Phillips died last year.

Castor suggested that Cosby and Phillips had the same understanding, because Cosby later agreed to testify without invoking his Fifth Amendment right against self-incrimination in a lawsuit brought against him by Constand.

“Cosby would’ve had to have been nuts to say those things if there was any chance he could’ve been prosecuted,” Castor said, referring to the damaging testimony from a deposition unsealed last summer.

The former DA said he “wanted there to be some measure of justice” for Constand. “I thought making Mr. Cosby pay money was the best I was going to be able to set the stage for.”

He added: “I was hopeful that I had made Ms.

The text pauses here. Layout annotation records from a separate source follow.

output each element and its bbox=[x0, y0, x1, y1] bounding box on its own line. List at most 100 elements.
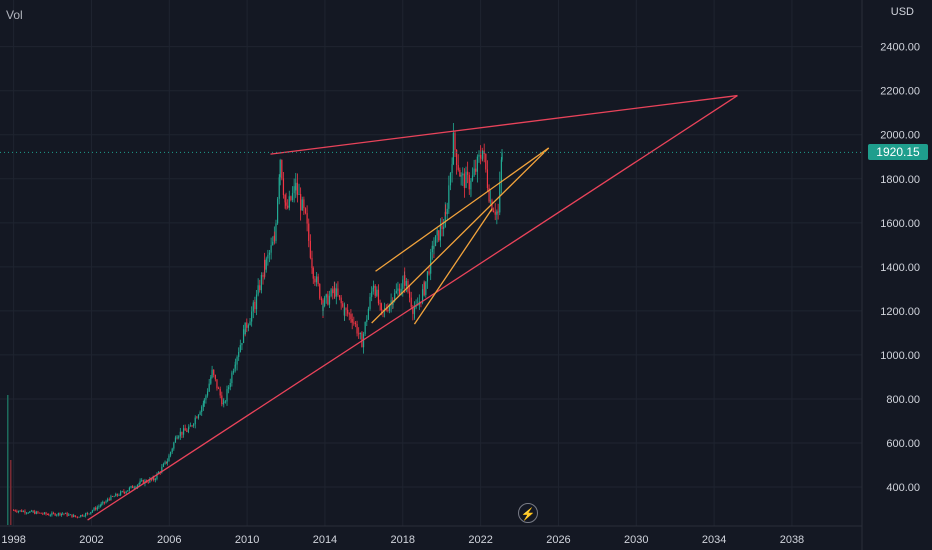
candle-body bbox=[350, 314, 352, 320]
candle-body bbox=[301, 199, 303, 211]
candle-body bbox=[88, 513, 90, 515]
candle-body bbox=[179, 431, 181, 437]
candle-body bbox=[74, 515, 76, 517]
candle-body bbox=[133, 487, 135, 489]
candle-body bbox=[246, 322, 248, 328]
candle-body bbox=[217, 388, 220, 390]
candle-body bbox=[38, 512, 41, 514]
candle-body bbox=[430, 252, 432, 274]
candle-body bbox=[353, 322, 355, 324]
candle-body bbox=[304, 208, 307, 212]
candle-body bbox=[156, 473, 158, 479]
candle-body bbox=[489, 200, 491, 202]
candle-body bbox=[372, 285, 375, 288]
candle-body bbox=[446, 208, 448, 215]
candle-body bbox=[400, 288, 402, 295]
candle-body bbox=[213, 369, 215, 375]
candle-body bbox=[304, 211, 307, 214]
candle-body bbox=[434, 235, 437, 247]
candle-body bbox=[494, 211, 496, 215]
candle-body bbox=[376, 289, 378, 296]
candle-body bbox=[259, 285, 261, 291]
candle-body bbox=[90, 511, 92, 514]
candle-body bbox=[317, 276, 319, 285]
candle-body bbox=[193, 424, 195, 426]
candle-body bbox=[372, 287, 374, 292]
candle-body bbox=[410, 297, 412, 307]
candle-body bbox=[127, 490, 129, 492]
candle-body bbox=[392, 301, 394, 305]
candle-body bbox=[433, 246, 435, 249]
trendline-red bbox=[87, 95, 738, 521]
candle-body bbox=[121, 491, 123, 492]
candle-body bbox=[270, 245, 272, 253]
candle-body bbox=[234, 364, 237, 366]
x-tick-label: 2030 bbox=[624, 534, 648, 546]
candle-body bbox=[324, 297, 326, 307]
candle-body bbox=[351, 319, 353, 323]
candle-body bbox=[338, 295, 341, 298]
candle-body bbox=[223, 401, 225, 403]
candle-body bbox=[205, 395, 207, 400]
candle-body bbox=[459, 169, 461, 177]
candle-body bbox=[492, 210, 495, 212]
candle-body bbox=[61, 513, 63, 516]
y-tick-label: 1800.00 bbox=[880, 174, 920, 186]
candle-body bbox=[308, 223, 310, 241]
candle-body bbox=[115, 493, 117, 497]
candle-body bbox=[125, 491, 127, 494]
candle-body bbox=[287, 205, 289, 208]
candle-body bbox=[173, 442, 175, 449]
candle-body bbox=[43, 512, 46, 514]
candle-body bbox=[76, 516, 79, 518]
candle-body bbox=[80, 515, 82, 517]
candles-group bbox=[13, 122, 503, 519]
lightning-bolt-icon[interactable]: ⚡ bbox=[518, 503, 538, 523]
candle-body bbox=[21, 510, 23, 512]
candle-body bbox=[340, 297, 342, 304]
candle-body bbox=[247, 325, 250, 328]
candle-body bbox=[40, 512, 42, 514]
candle-body bbox=[343, 308, 346, 316]
candle-body bbox=[37, 511, 39, 513]
candle-body bbox=[278, 177, 280, 199]
candle-body bbox=[288, 196, 290, 208]
candle-body bbox=[16, 511, 18, 512]
candle-body bbox=[428, 271, 430, 274]
candle-body bbox=[268, 252, 271, 255]
candle-body bbox=[361, 336, 363, 348]
candle-body bbox=[460, 175, 462, 177]
candle-body bbox=[149, 478, 151, 483]
candle-body bbox=[135, 487, 137, 488]
candle-body bbox=[75, 516, 77, 518]
candle-body bbox=[277, 198, 279, 224]
candle-body bbox=[239, 345, 241, 352]
candle-body bbox=[54, 513, 56, 516]
candle-body bbox=[229, 383, 231, 388]
x-tick-label: 2018 bbox=[391, 534, 415, 546]
candle-body bbox=[415, 305, 417, 308]
candle-body bbox=[431, 245, 433, 253]
candle-body bbox=[441, 225, 443, 230]
candle-body bbox=[45, 512, 47, 515]
candle-body bbox=[194, 417, 196, 425]
x-tick-label: 2010 bbox=[235, 534, 259, 546]
candle-body bbox=[96, 507, 98, 510]
candle-body bbox=[32, 511, 34, 513]
candle-body bbox=[83, 515, 85, 517]
candle-body bbox=[162, 464, 165, 467]
candle-body bbox=[186, 430, 188, 432]
candle-body bbox=[228, 387, 230, 390]
candle-body bbox=[238, 351, 240, 357]
candle-body bbox=[73, 515, 75, 518]
candle-body bbox=[48, 514, 50, 516]
candle-body bbox=[377, 289, 380, 304]
candle-body bbox=[25, 512, 28, 514]
x-tick-label: 2026 bbox=[546, 534, 570, 546]
candle-body bbox=[102, 501, 104, 504]
candle-body bbox=[224, 401, 226, 403]
x-tick-label: 2034 bbox=[702, 534, 726, 546]
candle-body bbox=[99, 505, 102, 507]
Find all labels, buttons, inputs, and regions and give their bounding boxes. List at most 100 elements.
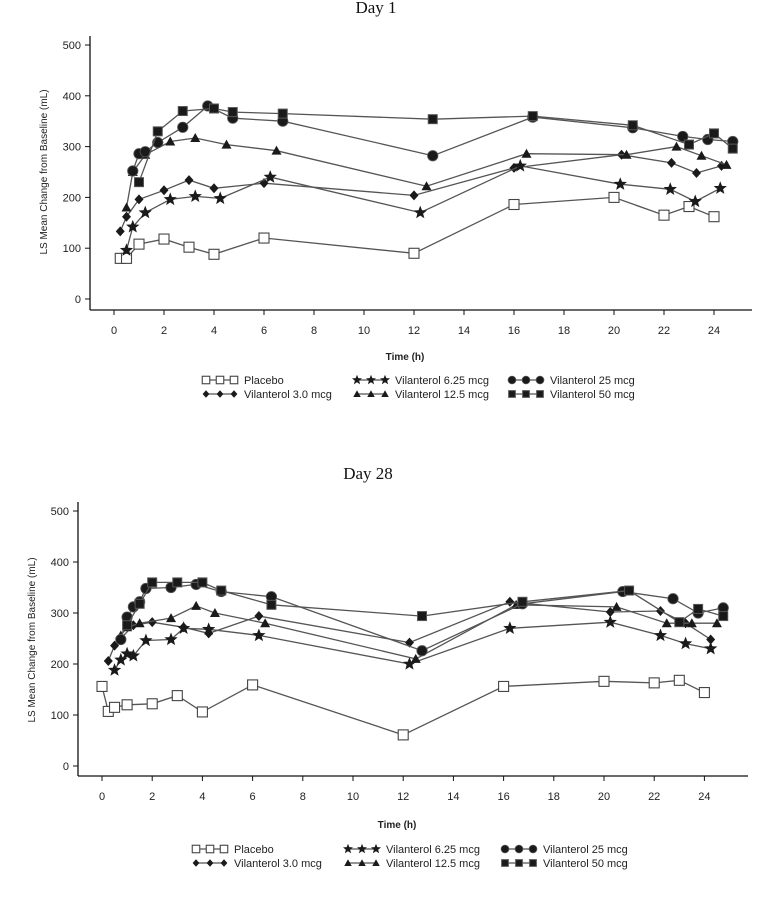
legend-marker-icon <box>357 843 367 854</box>
series-square <box>134 103 738 188</box>
series-square <box>122 577 729 631</box>
legend-marker-icon <box>219 844 229 854</box>
data-point <box>653 628 668 642</box>
data-point <box>177 121 189 133</box>
data-point <box>114 652 128 666</box>
legend-item: Vilanterol 6.25 mcg <box>352 374 489 387</box>
x-tick-label: 12 <box>408 325 420 337</box>
data-point <box>427 114 438 125</box>
legend-marker-icon <box>344 859 352 866</box>
legend-marker-icon <box>352 374 362 385</box>
day1-chart: Day 1 LS Mean Change from Baseline (mL) … <box>39 0 752 401</box>
legend-marker-icon <box>500 844 510 854</box>
legend-label: Vilanterol 25 mcg <box>550 375 635 387</box>
data-point <box>258 232 270 244</box>
legend-marker-icon <box>215 375 225 385</box>
data-point <box>521 148 532 158</box>
x-axis-label: Time (h) <box>386 352 425 363</box>
x-tick-label: 20 <box>608 325 620 337</box>
data-point <box>498 680 510 692</box>
data-point <box>663 182 677 195</box>
data-point <box>718 611 729 622</box>
data-point <box>603 615 617 628</box>
y-tick-label: 0 <box>75 294 81 306</box>
data-point <box>713 181 727 194</box>
data-point <box>417 611 428 622</box>
data-point <box>126 219 140 233</box>
data-point <box>686 618 697 628</box>
data-point <box>709 128 719 139</box>
legend-marker-icon <box>367 390 375 397</box>
legend-marker-icon <box>514 844 524 854</box>
x-tick-label: 6 <box>250 791 256 803</box>
data-point <box>421 181 432 191</box>
data-point <box>120 252 133 264</box>
legend-label: Vilanterol 6.25 mcg <box>395 375 489 387</box>
data-point <box>152 126 163 137</box>
data-point <box>427 150 439 162</box>
legend-marker-icon <box>380 374 390 385</box>
data-point <box>227 107 238 118</box>
data-point <box>409 190 419 201</box>
legend-label: Vilanterol 12.5 mcg <box>386 858 480 870</box>
data-point <box>171 690 183 702</box>
data-point <box>692 168 701 179</box>
data-point <box>527 111 538 122</box>
legend: Placebo Vilanterol 3.0 mcg Vilanterol 6.25… <box>191 843 628 870</box>
x-tick-label: 18 <box>558 325 570 337</box>
x-tick-label: 24 <box>708 325 720 337</box>
x-tick-label: 12 <box>397 791 409 803</box>
data-point <box>172 577 183 588</box>
data-point <box>221 139 232 149</box>
y-tick-label: 500 <box>63 40 81 52</box>
data-point <box>119 243 134 256</box>
data-point <box>146 698 158 710</box>
legend-label: Placebo <box>234 844 274 856</box>
y-tick-label: 400 <box>63 91 81 103</box>
x-tick-label: 8 <box>311 325 317 337</box>
data-point <box>121 699 133 711</box>
data-point <box>158 233 170 245</box>
day28-chart: Day 28 LS Mean Change from Baseline (mL)… <box>27 464 748 870</box>
series-square-open <box>114 191 720 264</box>
data-point <box>678 636 693 650</box>
data-point <box>138 205 152 219</box>
data-point <box>413 205 427 219</box>
y-tick-label: 400 <box>51 557 69 569</box>
data-point <box>688 194 702 208</box>
data-point <box>696 150 707 160</box>
data-point <box>508 198 520 211</box>
series-diamond <box>115 149 726 237</box>
data-point <box>202 622 216 635</box>
legend-item: Placebo <box>191 844 274 856</box>
y-tick-label: 300 <box>51 608 69 620</box>
data-point <box>247 679 259 691</box>
x-tick-label: 24 <box>698 791 710 803</box>
y-tick-label: 0 <box>63 761 69 773</box>
legend-marker-icon <box>353 390 361 397</box>
data-point <box>183 241 195 253</box>
data-point <box>408 247 420 259</box>
x-tick-label: 16 <box>508 325 520 337</box>
data-point <box>134 598 145 609</box>
legend-marker-icon <box>508 390 516 398</box>
series-star <box>107 615 718 676</box>
legend-item: Vilanterol 25 mcg <box>507 375 635 387</box>
data-point <box>624 585 635 596</box>
data-point <box>677 130 689 143</box>
data-point <box>96 680 108 692</box>
data-point <box>260 618 271 628</box>
y-axis-label: LS Mean Change from Baseline (mL) <box>39 89 50 254</box>
data-point <box>397 729 409 741</box>
legend-marker-icon <box>366 374 376 385</box>
data-point <box>190 132 201 142</box>
x-tick-label: 10 <box>358 325 370 337</box>
legend-marker-icon <box>522 390 530 398</box>
data-point <box>208 248 220 260</box>
data-point <box>693 603 704 614</box>
data-point <box>611 601 622 611</box>
data-point <box>513 158 527 172</box>
data-point <box>505 596 515 607</box>
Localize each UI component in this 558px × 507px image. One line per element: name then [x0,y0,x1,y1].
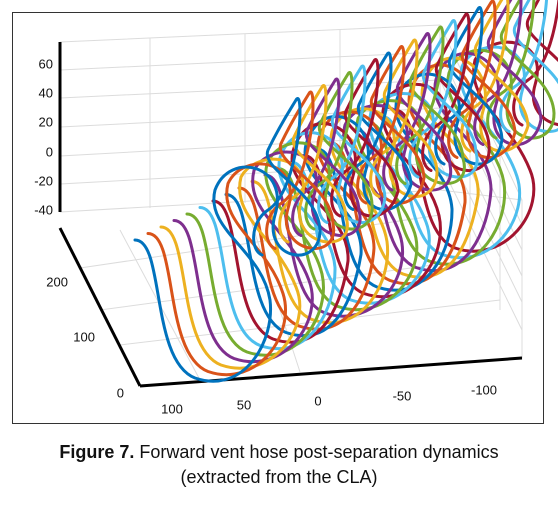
plot-3d: 60 40 20 0 -20 -40 200 100 0 100 50 0 -5… [34,0,558,416]
figure-frame [12,12,544,424]
z-tick-label: 0 [46,144,53,159]
y-axis [58,227,142,387]
z-tick-label: -20 [34,173,53,188]
z-tick-labels: 60 40 20 0 -20 -40 [34,56,53,217]
z-tick-label: -40 [34,202,53,217]
x-tick-label: -50 [393,388,412,403]
curves [133,0,558,383]
y-tick-labels: 200 100 0 [46,274,124,400]
x-tick-label: 50 [237,397,251,412]
x-tick-label: 100 [161,401,183,416]
z-tick-label: 60 [39,56,53,71]
z-tick-label: 40 [39,85,53,100]
z-tick-label: 20 [39,114,53,129]
caption-text: Forward vent hose post-separation dynami… [139,442,499,487]
caption: Figure 7. Forward vent hose post-separat… [59,440,499,490]
trajectory-curve [133,97,322,383]
y-tick-label: 0 [117,385,124,400]
y-tick-label: 200 [46,274,68,289]
caption-label: Figure 7. [59,442,135,462]
x-tick-labels: 100 50 0 -50 -100 [161,382,497,416]
x-tick-label: 0 [314,393,321,408]
x-tick-label: -100 [471,382,497,397]
y-tick-label: 100 [73,329,95,344]
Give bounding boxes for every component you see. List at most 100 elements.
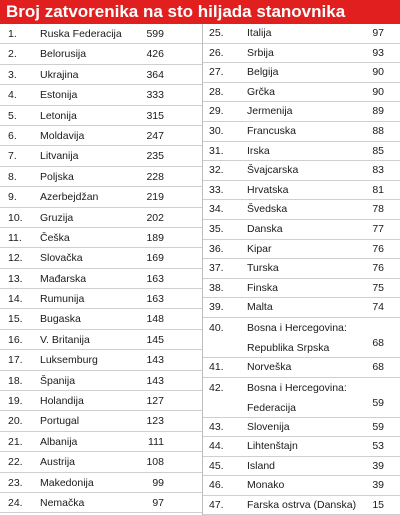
rank-number: 35. bbox=[209, 222, 224, 235]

Constand a millionaire.”

Kevin Steele, the newly elected district attorney who is pursuing the case, has said Cosby would need an immunity agreement in writing to get the case thrown out. He said he has no evidence one exists.

In a barrage of allegations that have destroyed Cosby’s image as America’s Dad, dozens of women have accused the former TV star of drugging and sexually assaulting them since the 1960s. But this is the only case in which he has been charged.

The unsealing of the testimony from Constand’s lawsuit prompted Castor’s successors to reopen the case and ultimately charge Cosby.

Cosby admitted in the deposition that he had affairs with young models and actresses, that he obtained quaaludes to give to women he wanted to have sex with and that he gave Constand three pills at his home. He said he reached into her pants but insisted it was consensual.

Castor defended his decision not to bring charges, testifying that he saw Constand’s year-long delay in reporting the allegations, inconsistencies in her statements and her contact with a lawyer before going to police as problematic.

Castor said Constand’s delay was of “enormous significance” in his consideration of the case. He said it thwarted his ability to test her hair or fingernails for evidence she was drugged.

Still, Castor said, he investigated the case thoroughly because he wanted to show authorities in Constand’s native Canada that celebrities don’t get preferential treatment in America.